Vier wichtige Berufe im Dorf - Schmied, Müller, Bader und Tafernwirt (größere Wirtschaft) waren die sogenannten Ehaften, die Veit besonders hervorhob. Bergheim hatte keine Tafern, wohl aber die anderen drei Ehaften. Dann gab es Schreiner, Binder, Wagner, Schneider, Weber, Maurer, Schuster, Ziegler, Seiler, Sattler, Sockerer und Kürmbzäuner (Korbflechter). Je nach Größe des Anwesens kam dann noch der Zusatz -bauer, -hof oder auch -gut hinzu, bei Sölden (Kleinanwesen) hieß es eben "Beim.....". Bei Bauern wurden Vornamen (Bartlbauer) oder Familiennamen (Branderbauer) oder die Wirtschaftsform (Schafshof) vorangestellt. In Bergheim hat Veit unter anderem gefunden: Hessbauer, Ziegelbauer, Gasslbauer, Steigbauer, Muchelbauer, Königbauer, Maierbauer - wobei deren Grund mit teilweise nur 20 oder 26 Tagwerk weit unter der Bauerngröße lag. Bei Sölden oder Handwerkern wurden Vornamen, Nachnamen und Beruf entweder miteinander oder mit Zusätzen kombiniert. Als Zusatz diente unter anderem auch die Lage des Hauses. Besonders interessant sind Hausnamen, die aufgrund besonderer Eigenschaften von Haus oder Besitzer erteilt wurden. Als Beispiel nannte Veit "Gescheggete Wald" - dabei handelte es sich um eine Witwe namens Wald in Bittenbrunn, die "Feuermale wie Gorbatschow" hatte. Als Bergheimer Beispiele nannte er "Beim Melberggoaß", "Beim Diermaß", "Beim Savoyer", "Kiermanderl" (Kirm-Anderl oder Kühmanderl), Muchlbauer und Gradler (Grattler).

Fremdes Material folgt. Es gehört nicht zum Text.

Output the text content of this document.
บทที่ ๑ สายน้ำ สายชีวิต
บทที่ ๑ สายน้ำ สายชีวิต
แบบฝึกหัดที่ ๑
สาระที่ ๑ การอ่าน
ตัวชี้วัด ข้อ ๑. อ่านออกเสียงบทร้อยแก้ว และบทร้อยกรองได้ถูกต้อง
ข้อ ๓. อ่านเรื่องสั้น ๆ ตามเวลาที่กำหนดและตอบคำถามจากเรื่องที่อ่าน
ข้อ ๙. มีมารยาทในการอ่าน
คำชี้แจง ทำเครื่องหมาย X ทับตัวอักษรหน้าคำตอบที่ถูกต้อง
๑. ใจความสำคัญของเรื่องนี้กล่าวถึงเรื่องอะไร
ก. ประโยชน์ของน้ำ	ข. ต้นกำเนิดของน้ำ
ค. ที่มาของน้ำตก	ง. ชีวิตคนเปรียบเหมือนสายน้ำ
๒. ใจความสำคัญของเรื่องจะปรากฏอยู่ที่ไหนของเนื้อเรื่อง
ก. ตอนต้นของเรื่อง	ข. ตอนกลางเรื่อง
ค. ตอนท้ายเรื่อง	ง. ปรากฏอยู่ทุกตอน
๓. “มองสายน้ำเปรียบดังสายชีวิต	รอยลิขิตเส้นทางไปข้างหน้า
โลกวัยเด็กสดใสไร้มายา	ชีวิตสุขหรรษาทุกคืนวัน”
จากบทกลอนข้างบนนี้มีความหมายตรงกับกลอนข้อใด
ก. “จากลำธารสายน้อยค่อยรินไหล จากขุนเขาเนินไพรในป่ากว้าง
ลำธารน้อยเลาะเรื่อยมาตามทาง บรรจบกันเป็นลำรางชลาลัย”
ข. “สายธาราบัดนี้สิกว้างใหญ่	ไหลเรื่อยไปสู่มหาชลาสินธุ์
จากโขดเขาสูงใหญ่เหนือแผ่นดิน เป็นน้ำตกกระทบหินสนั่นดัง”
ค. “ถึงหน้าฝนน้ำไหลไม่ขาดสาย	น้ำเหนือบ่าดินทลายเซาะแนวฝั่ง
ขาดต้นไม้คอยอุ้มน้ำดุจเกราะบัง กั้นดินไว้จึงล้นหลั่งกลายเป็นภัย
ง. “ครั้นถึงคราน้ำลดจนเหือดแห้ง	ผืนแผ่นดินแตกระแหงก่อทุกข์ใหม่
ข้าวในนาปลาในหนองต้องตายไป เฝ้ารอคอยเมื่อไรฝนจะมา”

Besonders oft wechselten die Hausnamen der Kleinanwesen, vor allem, wenn sie nach dem Beruf des Besitzers benannt waren. "Man kann keine Regeln aufstellen", betonte Veit. Probleme bei der Hausnamenforschung machten Namen, die von außerhalb mitgebracht würden, ein Name innerorts von einem Haus zum nächsten wandere oder der Name sich durch Verschleifungen ändert. So kann aus Leonhard und Andreas erst Lienanderl, dann Leander werden, obwohl es nie einen Leander im Ort gab. Manche Namen lassen sich auch nie ergründen. "Es wäre schön, wenn die alte Tradition der Hausnamen wieder aufgenommen würde", sagte der Kreisheimatpfleger abschließend und wünschte "viel Erfolg mit Ihrer Aktion der Hausnamen".